Prologue, 2004

Midsummer's eve, leaving the garden




Most of them stayed in the garden, but she didn't blame them. Even Swedes got badly drunk during this kind of dinner parties, and most of the guests were from Japan.

Garden. Yes, that was an apt description. But she had held these kind of parties in her previous life, so she knew exactly what to look for this time. A place to create a dream of Sweden. An illusion.

Luckily enough one of their shared acquaintances preferred spending summers in France rather than Sweden, and her home was the perfect match for a midsummer's party with a lot of guests. Christina spent a full day preparing the garden so that it looked more like a rustic paradise than the multimillionaire mingle party area that it really was.

Christina remembered the parties of her first life. More people, and more boring. She wondered what Ulf remembered from his first. Did he even think of that upstream world any longer?



Prologue, 2004




The kidnapping attempt was a disaster. No matter who you were, or in what way you were involved, it was an unmitigated horror.

The idea was to extort knowledge rather than money. Because knowledge was money, at least when it came to knowing how to jack right into Chag's transaction system.

William never planned to siphon money that way. Way too dangerous, and probably impossible. What he did plan was to always be the first who saw the shopping patterns for Chag on-line.

For that he had hired thugs to grab Sophia Hansson, star programmer in TAP with a speciality in data-layer manipulation. Thugs usually came with a lot of muscle and a certain deficiency in the brain department. These were no exceptions.

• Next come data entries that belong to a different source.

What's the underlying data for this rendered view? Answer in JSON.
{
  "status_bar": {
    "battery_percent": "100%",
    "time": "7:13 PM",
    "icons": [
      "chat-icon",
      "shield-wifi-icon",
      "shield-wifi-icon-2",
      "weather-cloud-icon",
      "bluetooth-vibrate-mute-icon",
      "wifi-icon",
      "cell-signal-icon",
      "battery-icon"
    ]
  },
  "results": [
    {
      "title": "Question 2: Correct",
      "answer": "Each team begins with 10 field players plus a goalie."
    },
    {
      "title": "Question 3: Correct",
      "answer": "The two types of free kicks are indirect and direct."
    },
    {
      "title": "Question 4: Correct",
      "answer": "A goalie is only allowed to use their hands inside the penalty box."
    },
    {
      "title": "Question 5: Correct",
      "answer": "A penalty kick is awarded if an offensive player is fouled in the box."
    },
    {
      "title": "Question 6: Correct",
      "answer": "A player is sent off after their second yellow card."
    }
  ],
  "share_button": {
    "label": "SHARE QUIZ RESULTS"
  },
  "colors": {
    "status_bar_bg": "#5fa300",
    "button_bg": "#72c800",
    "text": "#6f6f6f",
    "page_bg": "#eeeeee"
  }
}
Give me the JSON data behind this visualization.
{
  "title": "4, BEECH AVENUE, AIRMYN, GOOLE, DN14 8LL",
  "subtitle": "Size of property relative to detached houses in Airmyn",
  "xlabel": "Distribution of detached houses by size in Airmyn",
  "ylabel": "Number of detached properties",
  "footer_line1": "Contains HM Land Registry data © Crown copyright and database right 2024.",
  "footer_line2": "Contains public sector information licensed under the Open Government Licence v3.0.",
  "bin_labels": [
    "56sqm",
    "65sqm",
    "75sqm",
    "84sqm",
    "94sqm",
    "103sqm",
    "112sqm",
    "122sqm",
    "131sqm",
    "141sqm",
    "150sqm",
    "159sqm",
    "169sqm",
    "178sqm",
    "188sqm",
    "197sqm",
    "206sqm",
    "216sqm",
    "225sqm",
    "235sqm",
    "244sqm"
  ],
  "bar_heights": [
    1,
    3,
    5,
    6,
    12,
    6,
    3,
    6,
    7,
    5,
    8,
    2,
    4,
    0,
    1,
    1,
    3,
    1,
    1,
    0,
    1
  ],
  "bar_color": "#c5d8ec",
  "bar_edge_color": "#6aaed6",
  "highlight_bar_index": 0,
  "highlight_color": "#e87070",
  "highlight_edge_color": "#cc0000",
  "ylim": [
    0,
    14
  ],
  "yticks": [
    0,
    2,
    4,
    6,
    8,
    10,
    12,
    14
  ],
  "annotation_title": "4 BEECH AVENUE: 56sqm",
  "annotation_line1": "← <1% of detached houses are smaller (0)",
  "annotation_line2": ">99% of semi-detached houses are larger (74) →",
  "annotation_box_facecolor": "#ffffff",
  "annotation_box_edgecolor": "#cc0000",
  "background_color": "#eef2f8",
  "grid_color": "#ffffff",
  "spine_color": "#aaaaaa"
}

They mistook the barely thirty year old, damned cute, and rather short programmer for TAP's forty year old CEO. He wasn't cute. He wasn't short, and he sure as hell wasn't without bodyguards. Chag's bodyguards. He probably didn't even know he was watched over.

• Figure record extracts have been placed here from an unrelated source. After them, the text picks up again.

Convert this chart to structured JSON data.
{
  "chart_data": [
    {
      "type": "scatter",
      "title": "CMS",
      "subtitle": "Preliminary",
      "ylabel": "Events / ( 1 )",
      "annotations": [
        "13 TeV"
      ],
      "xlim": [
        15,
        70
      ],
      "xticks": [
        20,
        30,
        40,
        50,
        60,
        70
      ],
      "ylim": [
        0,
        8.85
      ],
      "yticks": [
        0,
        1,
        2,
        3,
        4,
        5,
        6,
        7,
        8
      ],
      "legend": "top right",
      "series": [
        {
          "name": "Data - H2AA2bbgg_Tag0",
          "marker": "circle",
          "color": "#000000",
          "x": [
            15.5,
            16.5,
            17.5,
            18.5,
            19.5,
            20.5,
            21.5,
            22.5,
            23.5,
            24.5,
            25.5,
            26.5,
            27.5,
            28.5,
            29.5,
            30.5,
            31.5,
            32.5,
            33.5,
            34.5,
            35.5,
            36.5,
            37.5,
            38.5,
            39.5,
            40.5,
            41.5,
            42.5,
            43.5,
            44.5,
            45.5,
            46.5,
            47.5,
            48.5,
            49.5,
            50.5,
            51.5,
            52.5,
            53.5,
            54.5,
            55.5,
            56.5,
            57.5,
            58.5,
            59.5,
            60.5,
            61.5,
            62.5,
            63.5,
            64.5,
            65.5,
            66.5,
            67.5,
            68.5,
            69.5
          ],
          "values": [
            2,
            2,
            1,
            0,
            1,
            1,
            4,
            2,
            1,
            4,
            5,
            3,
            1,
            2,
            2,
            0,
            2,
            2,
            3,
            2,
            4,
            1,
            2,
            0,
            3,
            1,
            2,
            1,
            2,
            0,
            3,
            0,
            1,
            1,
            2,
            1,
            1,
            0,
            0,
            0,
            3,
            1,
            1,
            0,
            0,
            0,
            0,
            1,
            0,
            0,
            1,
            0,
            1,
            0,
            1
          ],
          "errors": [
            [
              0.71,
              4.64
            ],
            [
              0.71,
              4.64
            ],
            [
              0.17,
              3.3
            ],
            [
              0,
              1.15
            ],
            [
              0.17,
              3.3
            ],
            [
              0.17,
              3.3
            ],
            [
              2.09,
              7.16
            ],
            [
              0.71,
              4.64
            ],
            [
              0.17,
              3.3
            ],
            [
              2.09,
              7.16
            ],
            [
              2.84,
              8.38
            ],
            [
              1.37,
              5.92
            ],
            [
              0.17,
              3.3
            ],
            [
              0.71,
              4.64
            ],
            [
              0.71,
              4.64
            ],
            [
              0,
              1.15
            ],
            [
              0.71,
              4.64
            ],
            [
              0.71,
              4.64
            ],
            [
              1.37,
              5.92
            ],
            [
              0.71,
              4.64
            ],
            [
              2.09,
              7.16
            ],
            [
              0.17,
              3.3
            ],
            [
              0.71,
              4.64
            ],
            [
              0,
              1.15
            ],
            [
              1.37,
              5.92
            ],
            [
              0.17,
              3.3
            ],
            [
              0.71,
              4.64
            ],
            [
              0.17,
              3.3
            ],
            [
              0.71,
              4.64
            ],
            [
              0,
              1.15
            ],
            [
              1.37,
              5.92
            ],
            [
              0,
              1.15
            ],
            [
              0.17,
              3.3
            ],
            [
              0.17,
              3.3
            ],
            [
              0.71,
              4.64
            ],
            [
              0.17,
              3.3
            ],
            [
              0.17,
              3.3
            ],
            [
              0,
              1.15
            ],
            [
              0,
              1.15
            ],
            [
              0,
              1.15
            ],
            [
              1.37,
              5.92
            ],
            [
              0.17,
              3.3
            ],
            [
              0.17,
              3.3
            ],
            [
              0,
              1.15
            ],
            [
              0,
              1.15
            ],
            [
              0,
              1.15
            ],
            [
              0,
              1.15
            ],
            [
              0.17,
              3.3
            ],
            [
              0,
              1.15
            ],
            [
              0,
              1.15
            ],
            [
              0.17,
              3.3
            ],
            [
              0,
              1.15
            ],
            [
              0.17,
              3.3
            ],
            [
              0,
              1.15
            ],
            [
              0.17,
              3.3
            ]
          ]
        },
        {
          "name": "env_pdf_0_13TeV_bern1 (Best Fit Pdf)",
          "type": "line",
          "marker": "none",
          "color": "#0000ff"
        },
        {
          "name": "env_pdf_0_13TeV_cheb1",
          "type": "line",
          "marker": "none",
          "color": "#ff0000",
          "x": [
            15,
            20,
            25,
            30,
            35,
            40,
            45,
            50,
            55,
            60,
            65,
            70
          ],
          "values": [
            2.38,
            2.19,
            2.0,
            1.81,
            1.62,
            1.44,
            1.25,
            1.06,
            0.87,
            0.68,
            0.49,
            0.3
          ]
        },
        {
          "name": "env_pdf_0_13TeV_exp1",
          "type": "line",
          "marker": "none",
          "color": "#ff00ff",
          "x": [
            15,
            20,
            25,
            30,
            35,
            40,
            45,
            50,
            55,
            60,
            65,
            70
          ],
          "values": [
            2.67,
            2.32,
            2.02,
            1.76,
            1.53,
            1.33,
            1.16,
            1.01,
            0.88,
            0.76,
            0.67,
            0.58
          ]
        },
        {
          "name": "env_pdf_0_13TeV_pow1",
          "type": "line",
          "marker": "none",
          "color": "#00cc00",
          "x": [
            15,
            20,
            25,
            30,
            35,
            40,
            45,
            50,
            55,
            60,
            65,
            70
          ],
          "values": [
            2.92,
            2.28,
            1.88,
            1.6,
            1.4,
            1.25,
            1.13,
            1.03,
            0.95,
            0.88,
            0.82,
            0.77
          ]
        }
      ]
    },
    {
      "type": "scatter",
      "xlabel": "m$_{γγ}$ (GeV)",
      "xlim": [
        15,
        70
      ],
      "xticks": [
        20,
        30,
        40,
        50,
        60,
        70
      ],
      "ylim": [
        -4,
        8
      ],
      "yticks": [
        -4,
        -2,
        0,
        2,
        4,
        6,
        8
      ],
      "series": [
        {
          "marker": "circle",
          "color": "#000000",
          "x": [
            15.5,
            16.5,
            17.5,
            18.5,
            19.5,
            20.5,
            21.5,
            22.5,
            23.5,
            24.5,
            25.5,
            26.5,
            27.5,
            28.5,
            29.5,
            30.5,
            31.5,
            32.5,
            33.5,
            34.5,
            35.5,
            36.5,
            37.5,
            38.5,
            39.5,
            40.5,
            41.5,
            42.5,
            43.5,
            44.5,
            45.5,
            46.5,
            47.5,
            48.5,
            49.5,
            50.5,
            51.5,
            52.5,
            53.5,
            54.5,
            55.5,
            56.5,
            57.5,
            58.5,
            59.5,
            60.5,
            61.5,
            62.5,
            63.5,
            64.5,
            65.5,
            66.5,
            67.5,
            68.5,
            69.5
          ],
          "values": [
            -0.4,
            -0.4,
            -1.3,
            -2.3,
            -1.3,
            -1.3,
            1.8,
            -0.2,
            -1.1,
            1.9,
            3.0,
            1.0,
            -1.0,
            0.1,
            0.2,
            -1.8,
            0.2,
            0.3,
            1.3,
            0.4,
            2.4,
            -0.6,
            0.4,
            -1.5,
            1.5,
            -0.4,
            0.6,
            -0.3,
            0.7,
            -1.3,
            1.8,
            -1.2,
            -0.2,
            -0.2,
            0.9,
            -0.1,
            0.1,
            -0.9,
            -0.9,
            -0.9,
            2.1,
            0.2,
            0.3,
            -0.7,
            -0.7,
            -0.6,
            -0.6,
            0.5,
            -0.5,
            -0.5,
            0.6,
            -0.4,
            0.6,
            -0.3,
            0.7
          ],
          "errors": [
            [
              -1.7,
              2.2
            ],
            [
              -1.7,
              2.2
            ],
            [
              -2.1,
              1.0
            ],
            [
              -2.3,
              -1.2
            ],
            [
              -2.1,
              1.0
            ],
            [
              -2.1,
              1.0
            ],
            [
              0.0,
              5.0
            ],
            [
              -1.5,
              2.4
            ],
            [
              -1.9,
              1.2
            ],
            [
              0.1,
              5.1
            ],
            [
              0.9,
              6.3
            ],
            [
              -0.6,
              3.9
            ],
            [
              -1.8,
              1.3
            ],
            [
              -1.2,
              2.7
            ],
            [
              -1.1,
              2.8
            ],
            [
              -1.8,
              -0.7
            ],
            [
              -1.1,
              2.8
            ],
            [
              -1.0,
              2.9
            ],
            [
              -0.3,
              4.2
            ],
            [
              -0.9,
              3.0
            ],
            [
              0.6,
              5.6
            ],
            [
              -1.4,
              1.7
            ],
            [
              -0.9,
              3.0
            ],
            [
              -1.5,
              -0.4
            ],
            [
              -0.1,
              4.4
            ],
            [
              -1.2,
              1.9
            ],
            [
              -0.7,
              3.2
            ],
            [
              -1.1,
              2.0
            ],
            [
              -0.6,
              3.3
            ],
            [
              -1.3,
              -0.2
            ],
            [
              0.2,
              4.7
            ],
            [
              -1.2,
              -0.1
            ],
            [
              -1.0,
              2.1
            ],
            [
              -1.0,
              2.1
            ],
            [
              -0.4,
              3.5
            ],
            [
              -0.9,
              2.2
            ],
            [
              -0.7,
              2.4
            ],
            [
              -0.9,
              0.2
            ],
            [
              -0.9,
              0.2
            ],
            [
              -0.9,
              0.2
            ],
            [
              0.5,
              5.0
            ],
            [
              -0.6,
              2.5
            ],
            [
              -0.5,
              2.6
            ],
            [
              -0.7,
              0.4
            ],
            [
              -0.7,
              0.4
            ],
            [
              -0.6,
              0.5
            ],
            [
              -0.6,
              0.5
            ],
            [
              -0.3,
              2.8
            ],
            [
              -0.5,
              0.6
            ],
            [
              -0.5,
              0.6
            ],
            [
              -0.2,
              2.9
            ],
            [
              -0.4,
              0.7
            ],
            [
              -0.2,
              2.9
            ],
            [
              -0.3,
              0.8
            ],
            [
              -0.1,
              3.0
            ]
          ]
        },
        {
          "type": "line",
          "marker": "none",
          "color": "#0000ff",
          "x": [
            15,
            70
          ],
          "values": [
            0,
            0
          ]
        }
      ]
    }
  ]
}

One thug had an unfortunate date with an SUV and one of the trams Gothenburg was so famous for. All forty tons of it. He would make the evening news, but his sudden lack of legs and associated intestinal damage made certain he never made the morning.

The other thug didn't even make the evening news. As in he was made to disappear. Chag was a roaring dragon. A fashion monster, and make no mistake, monster was the key word here. In just a bit over ten years it had grown from nothing to an empire spanning the globe. Its empress gladly let control of her company slip slowly through her fingers as long as Chag grew sufficiently fast as a result.

TAP wasn't important. TAP delivering what could best be called a fuck-up was. And Chag had decided that no one was about to grab their corporate management when they had decided to make good on their mistakes.

But the car only held their CEO, and his three children.

William swore when he thought of his bad luck. What idiot CEO takes the day off just because his brats have taken ill?

William swore once more. How was he to know that the system TAP delivered was so riddled with security holes that he could actually have planted a trojan inside it and diverted money wherever he wanted?

How could he have known that the missing thug had brought a handgun.

The news said that a daughter of the Hammargren family was badly hurt. Life-threatening even. And that the CEO, Ulf Hammargren, was unconscious, but otherwise in no danger.

How could he have known? He couldn't. He could just as well have guessed that vengeance had found him.

“Good morning William.”

“What?”

“This is the gun your hired muscle used.”


A 9 mm parabellum bullet made morning into night in an instant.